A 17-year-old Oak Ridge High School student is calling on state leaders to help Syrian refugees.

Gov. Bill Haslam this week was among 30 U.S. governors who called for a halt to the resettlement of refugees in the U.S. after the attacks on Paris. Critics, however, say very few in fact come to the U.S. anyway.

Alana Joldersma poster her letter on Facebook. Then, a family friend sent it to lawmakers, including Haslam and U.S. Sens. Lamar Alexander and Bob Corker.

"Dear Governor Haslam - as a citizen of Tennessee, I would like to say that I am embarrassed and repulsed to live in one of the states that's not only closing their borders to Syrian refugees, but also considering rounding up Syrian refugees and sending them away."

Joldersma said she was upset by Haslam's stance "because America's known to be this melting pot of diversity, and we love to accept people of all cultures and backgrounds, yet we're closing our doors to people who are innocent."

Joldersma's classmate and close friend Quinn Bader has family in Syria, which has been engulfed in a civil war for several years that has taken more than 200,000 lives. Many Syrians are fleeing into Europe, seeking asylum.

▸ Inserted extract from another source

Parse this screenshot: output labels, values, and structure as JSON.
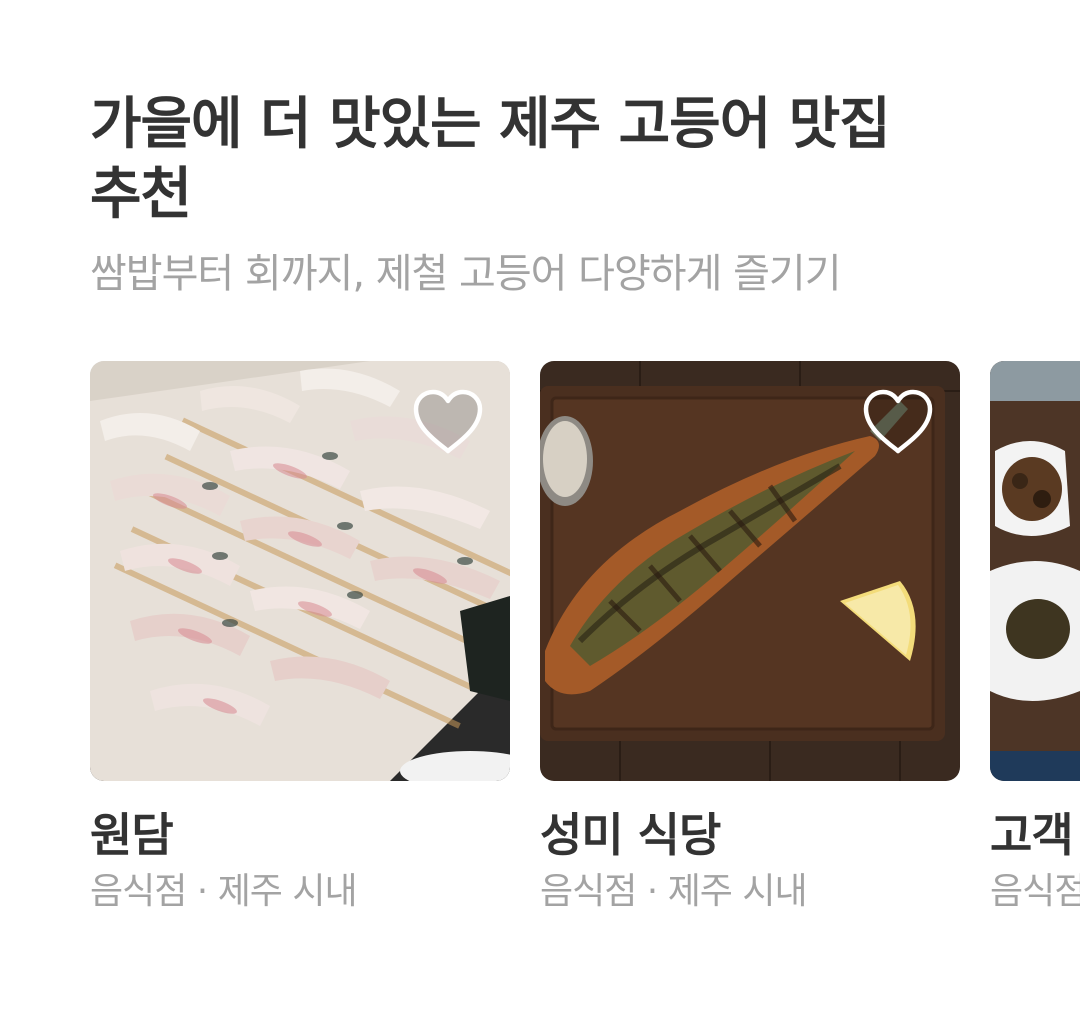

"It's scary not knowing what's going to happen to family members. Sometimes we don't hear back from them and you just have to wonder and worry are they ok," said Bader.

Quinn worries the attacks on Paris on Nov. 13 that killed at least 129 could create a rift that permanently separates his family.

"I can't imagine my family members who want to talk to my father, who want to seek a safer life in the United States being denied just because of their nationality. America is supposed to be the land of opportunity for everyone and I really don't feel like we're living up to that right now," said Bader.

Joldersma and Bader also want people across the country to take part in the conversation, and hope it turns to action before more lives are lost.

"I think it's important to figure out something as soon as we can and help these people, because I know the vetting process alone can take up to two years as it is, and some of these Syrian refugees don't have two more years," said Joldersma.

On Monday, Haslam said: "We as a state must do everything we can to provide Tennesseans the safe environment to live, work and raise a family that so many across the world seek," he wants Tennessee to become a partner in the vetting process before more refugees are settled here.

Several Tennessee members of Congress also said the U.S. needed to halt accepting such refugees and examine its policies about accepting such people given the current circumstances.

One state lawmaker, Glen Casada, said this week he thinks the time has come for the National Guard to round up any Syrian refugees who have recently settled in the state and to stop any additional Syrian refugees from entering Tennessee.